Let's say that the best jobs are in Toronto. 

Toronto is a nice place to live (my Mom and her family was raised there and one of my brothers and his family live there too). 

Toronto is also _very_ hot and humid in the summer (similar to Mumbai/Udaipur/Jaipur/Agra/Delhi in October) and cold in the winter (-22C with wind chill when I was there in January '15). 

I am prone to heat stroke in the summer and very cold air makes my skin dry and itchy and it triggers bronchitis in my lungs. 

Vancouver is a more temperate climate that is easier for me to live in - not so hot and humid in the summer and warmer than Toronto in the winter... I still suffer from the occasional bout of heat stroke but only once or twice a summer and my bouts of bronchitis aren't as severe or frequent. . 

It would be the ideal place for me to live but...

the job market isn't as robust in Vancouver as it is in Toronto. 


Where would you suggest that I go to live? 

If I want a good job and chose to go to Toronto, I run the risk of being sick for a good part of the year. 

If I went to Vancouver, I wouldn't be as sick as often but my job search might be a little more difficult. 

I'd have to look at all of the "possible" places to live and see what the positives and negatives of each outside of a work life and then make my choice based on that instead of where the best job prospects are. 

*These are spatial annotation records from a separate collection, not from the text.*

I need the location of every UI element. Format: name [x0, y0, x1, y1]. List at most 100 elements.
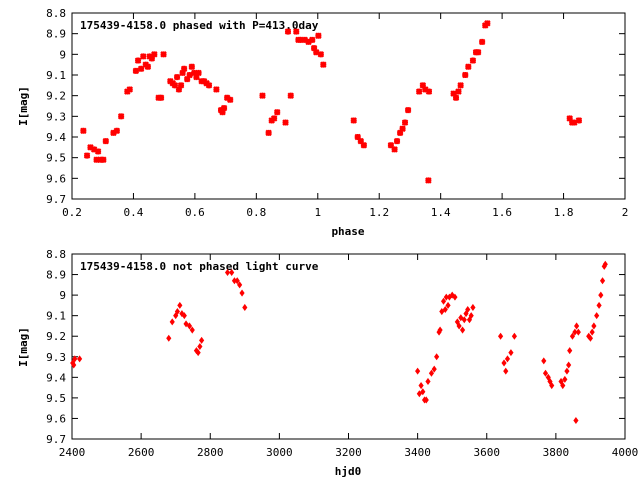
phased-data-point — [320, 61, 327, 68]
unphased-y-tick-label: 9.1 — [46, 310, 66, 323]
phased-data-point — [404, 106, 412, 114]
unphased-data-point — [186, 322, 193, 330]
unphased-data-point — [602, 260, 608, 268]
unphased-x-tick-label: 3200 — [335, 446, 362, 459]
unphased-data-point — [439, 308, 445, 316]
phased-data-point — [474, 49, 482, 56]
phased-data-point — [450, 90, 457, 97]
phased-data-point — [126, 86, 133, 93]
phased-data-point — [354, 133, 361, 141]
unphased-data-point — [503, 367, 509, 375]
unphased-data-point — [77, 355, 83, 363]
phased-data-point — [425, 88, 433, 95]
phased-y-tick-label: 9.7 — [46, 193, 66, 206]
unphased-y-tick-label: 9.7 — [46, 433, 66, 446]
unphased-y-tick-label: 8.9 — [46, 269, 66, 282]
phased-data-point — [83, 152, 91, 159]
phased-data-point — [110, 129, 117, 137]
phased-data-point — [205, 82, 213, 89]
unphased-data-point — [237, 281, 243, 289]
phased-data-point — [566, 115, 573, 122]
phased-data-point — [310, 44, 318, 52]
phased-x-axis-label: phase — [331, 225, 364, 238]
phased-y-tick-label: 8.9 — [46, 28, 66, 41]
unphased-plot-title: 175439-4158.0 not phased light curve — [80, 260, 319, 273]
unphased-data-point — [415, 367, 421, 375]
unphased-plot-frame — [71, 253, 626, 440]
phased-data-point — [193, 73, 200, 81]
phased-data-point — [94, 148, 102, 155]
unphased-x-tick-label: 3000 — [266, 446, 293, 459]
phased-data-point — [157, 94, 165, 101]
phased-data-point — [350, 117, 357, 124]
unphased-data-point — [445, 301, 451, 309]
phased-data-point — [274, 108, 281, 116]
phased-y-tick-label: 9 — [59, 48, 66, 61]
unphased-data-point — [511, 332, 517, 340]
phased-data-point — [80, 127, 87, 135]
unphased-data-point — [564, 367, 570, 375]
unphased-data-point — [498, 332, 504, 340]
unphased-data-point — [574, 322, 580, 330]
unphased-data-point — [449, 291, 455, 299]
unphased-data-point — [594, 312, 600, 320]
unphased-data-point — [573, 416, 579, 425]
unphased-data-point — [174, 308, 180, 316]
phased-data-point — [462, 71, 469, 79]
unphased-data-points — [70, 260, 608, 425]
phased-data-point — [301, 36, 309, 44]
phased-plot-title: 175439-4158.0 phased with P=413.0day — [80, 19, 319, 32]
unphased-data-point — [166, 334, 172, 342]
unphased-data-point — [224, 268, 231, 277]
phased-data-point — [469, 57, 477, 64]
phased-data-point — [360, 142, 368, 149]
phased-data-point — [144, 63, 152, 70]
unphased-data-point — [560, 382, 566, 390]
unphased-data-point — [195, 349, 201, 357]
phased-data-point — [282, 119, 289, 126]
phased-data-point — [223, 94, 231, 101]
phased-data-point — [219, 108, 226, 116]
unphased-data-point — [468, 312, 474, 320]
unphased-y-tick-label: 9.4 — [46, 371, 66, 384]
phased-data-point — [132, 67, 140, 75]
phased-data-point — [93, 156, 100, 163]
unphased-x-tick-label: 3800 — [543, 446, 570, 459]
phased-y-tick-label: 9.2 — [46, 90, 66, 103]
phased-data-point — [425, 177, 432, 184]
unphased-data-point — [458, 314, 464, 322]
phased-data-point — [455, 88, 462, 95]
unphased-data-point — [72, 355, 78, 363]
phased-data-point — [102, 137, 110, 145]
unphased-y-tick-label: 9.2 — [46, 330, 66, 343]
phased-plot-frame — [71, 12, 626, 200]
unphased-y-tick-label: 9.3 — [46, 351, 66, 364]
unphased-y-axis-label: I[mag] — [17, 327, 30, 367]
unphased-data-point — [549, 382, 555, 390]
unphased-data-point — [566, 361, 572, 369]
phased-data-point — [297, 36, 305, 44]
unphased-data-point — [183, 320, 189, 328]
phased-data-point — [313, 49, 320, 56]
unphased-data-point — [423, 396, 429, 404]
unphased-data-point — [234, 277, 240, 285]
unphased-data-point — [501, 359, 507, 367]
unphased-axis-ticks: 2400 2600 2800 3000 3200 3400 3600 3800 4000 8.8 8… — [46, 248, 638, 459]
unphased-data-point — [169, 318, 175, 326]
phased-data-point — [393, 137, 401, 145]
unphased-data-point — [562, 375, 568, 383]
phased-y-tick-label: 9.4 — [46, 131, 66, 144]
phased-data-point — [457, 82, 464, 89]
phased-data-point — [287, 92, 294, 99]
phased-data-point — [175, 86, 183, 93]
phased-data-point — [191, 69, 198, 77]
unphased-data-point — [542, 369, 549, 377]
unphased-y-tick-label: 9.6 — [46, 412, 66, 425]
phased-data-point — [315, 32, 322, 39]
unphased-data-point — [437, 326, 443, 334]
phased-data-point — [484, 20, 491, 27]
unphased-data-point — [189, 326, 195, 334]
phased-data-point — [173, 73, 181, 81]
phased-data-point — [179, 69, 186, 77]
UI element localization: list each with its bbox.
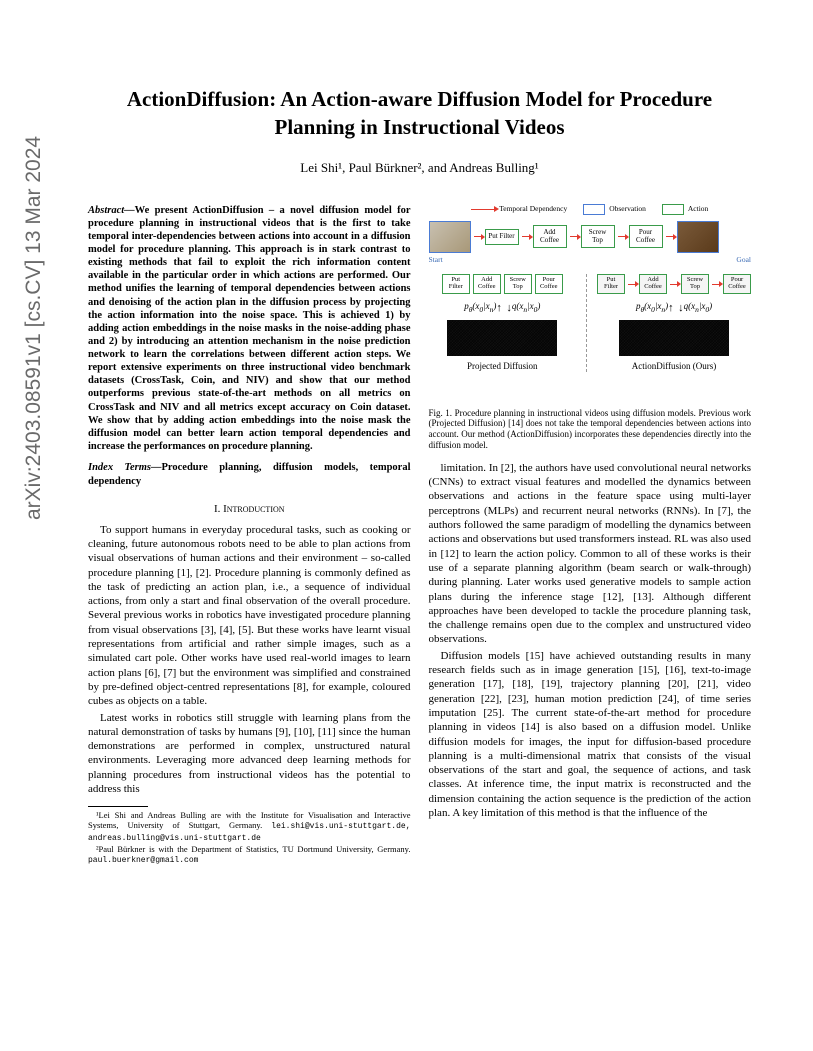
legend-observation: Observation [583, 204, 646, 215]
goal-label: Goal [736, 255, 751, 265]
arrow-icon [712, 284, 720, 285]
action-sm-1: Put Filter [442, 274, 470, 294]
action-sm-2: Add Coffee [473, 274, 501, 294]
figure-1-caption: Fig. 1. Procedure planning in instructio… [429, 408, 752, 451]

Besides, what might be the norm now may not be so in the future.


----------



## EVHB (Feb 11, 2008)

Where the most jobs are, is often also where the most people are competing for it. But the most jobs in for your profession, you will find in/close to the big cities


----------



## visha (Sep 19, 2016)

Farefin,

How is the job market for SAP HANA/BO/BW/BODS in canada?


----------